Le hasard fait parfois bizarrement les choses. Deux films hors-compétition que nous avons pu découvrir le 13 juin dernier se sont fait un écho inattendu. Deux films européens, racontant des histoires vraies, et utilisant un mélange d’animation et de prises de vues réelles. C’est, en fait, les points communs principaux au premier abord entre le film-documentaire de l’allemande Katrin Rothe et la coproduction entre la Norvège, la Pologne et la Lituanie réalisée par Anne Magnussen et Pawel Debski. Il existe ainsi dans les deux films un propos éminemment politique, ce qui dans l’Europe d’aujourd’hui ne tombe pas dans l’oreille d’un sourd. Nous ne pouvions que revenir sur ces films, ensemble, pour essayer d’en comprendre les enjeux et les messages.
1917, The Real October (All, de Katrin ROTHE)
1917, The Real October est un film allemand, réalisée par la documentariste Katrin ROTHE. La particularité de son style est l’utilisation de marionnettes et de découpages pour retranscrire ici la Russie de 1917. On ne peut pas nier l’intérêt de sa démarche : essayer de reconstituer, dans une logique purement historiographique, les événements étant survenus entre février 1917 et octobre 1917 à travers les œuvres, les journaux, les mémoires des artistes de l’époque. L’intérêt réside dans la différence des lectures que chacun fait de ceux-ci : qu’ils soient des témoins lucides ou acteurs déçus, tous verront bien entendu leur vie bouleversée.

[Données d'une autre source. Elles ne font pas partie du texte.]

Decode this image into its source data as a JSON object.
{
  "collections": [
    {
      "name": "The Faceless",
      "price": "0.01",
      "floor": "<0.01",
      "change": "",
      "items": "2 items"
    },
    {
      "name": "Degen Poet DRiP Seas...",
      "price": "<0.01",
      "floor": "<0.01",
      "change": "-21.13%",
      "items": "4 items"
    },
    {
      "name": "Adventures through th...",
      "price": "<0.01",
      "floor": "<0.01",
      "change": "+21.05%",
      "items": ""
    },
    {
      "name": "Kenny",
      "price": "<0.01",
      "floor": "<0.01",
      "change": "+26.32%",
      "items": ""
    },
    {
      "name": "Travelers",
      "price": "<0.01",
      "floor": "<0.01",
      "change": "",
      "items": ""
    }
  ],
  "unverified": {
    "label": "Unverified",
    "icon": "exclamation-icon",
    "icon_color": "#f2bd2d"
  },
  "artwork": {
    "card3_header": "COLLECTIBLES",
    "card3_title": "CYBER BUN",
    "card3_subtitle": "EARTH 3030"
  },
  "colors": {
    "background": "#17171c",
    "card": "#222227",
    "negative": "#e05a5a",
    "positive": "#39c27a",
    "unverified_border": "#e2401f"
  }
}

Dès lors, on peut s’intéresser au choix de l’animation : pourquoi ne pas avoir privilégié les images d’archive ? La réponse peut sembler surprenante, mais c’est en fait une mise en abîme intéressante : l’artiste est acteur de son époque, de son environnement social et politique. Comme ces artistes russe ont été actifs à différents degrés pendant la révolution de 1917, Katrin Rothe l’est aussi un siècle plus tard, en utilisant un procédé artistique. On sait l’influence qu’on eut les différentes révolutions européennes (la révolution française et la révolution russe notamment) sur les idéologies politiques actuelles, mais on oublie qu’elles ont engendré des contre-réactions défavorables aux artistes. Comme le film le dit lui-même, la révolution de février 1917 a apporté la liberté d’association, d’expression… avant de les supprimer parce que défavorable à la logique révolutionnaire. La force de notre époque, c’est justement notre liberté concrète et fiable de pouvoir s’exprimer, de pouvoir critiquer. Ce qui est d’ailleurs le rôle de l’artiste. L’animation permet ainsi à Katrin Rothe de montrer, au-delà des personnages principaux, les silhouettes sombres des révolutionnaires et des squelettes formant les décors, vides, de plus en plus froids, sombre. L’utilisation des prises de vues permet aussi de mettre en perspective ce qui est raconté : c’est un travail de recherche, de reconstitution narrative qui a conduit au film. Cela donne au travail d’historien du film un côté beaucoup plus intuitif qu’une thèse abstraite et conceptuelle.
The Man who knew 75 languages (Norv./Pol., de Anne MAGNUSSEN, Pawel DEBSKI)
La coproduction norvégienne/polonaise/lituanienne (oui, c’était possible!), The Man who knew 75 languages, est une œuvre aussi fascinante. Mélangeant prises de vues réelles et animation, le film raconte l’histoire vraie de Georg Sauerwein. Né allemand durant la première moitié du 19e siècle, il passera sa vie à se battre pour la protection des patrimoines culturels et linguistiques dans toutes les régions d’Europe. Doté d’une capacité d’apprentissage des langues hors norme, il sera notamment le tuteur de celle qui deviendra la première reine de Roumanie et avec qui l’histoire d’amour constituera le fil rouge tenant le récit. L’intérêt du film étant bien entendu ailleurs, dans son discours politique, du droit à l’identité, aux racines, qui trouve un écho de nos jours. L’Europe de cette période est déchirée par les guerres permanentes qui vont conduire à la formation de nouveaux États et des frontières contemporaines.
Les prises de vues réelles renforce cet aspect : les châteaux, les plaines, ce n’est pas une reconstitution avec des dessins, ce sont de vrais lieux, de vrais personnages : ce sont des faits, palpables. Seul regret, le fait que le film ne dure qu’une heure, donnant un côté anecdotique à certaines scènes – comme l’écriteau au début qui précise qu’il fut le premier à réaliser un dictionnaire anglais/turc. La vie de cet homme mériterait une œuvre encore plus ambitieuse. Sa biographie, que le film adapte en partie, n’est malheureusement disponible ni en français, ni en anglais…
Si la probabilité de pouvoir voir ces deux films dans les salles françaises est faible, il nous semblait intéressant de mettre en avant ces projets à la fois si différents au premier abord, mais très proche en réalité, en vous encourageant vivement à vous intéresser aux sujets portés par ces films.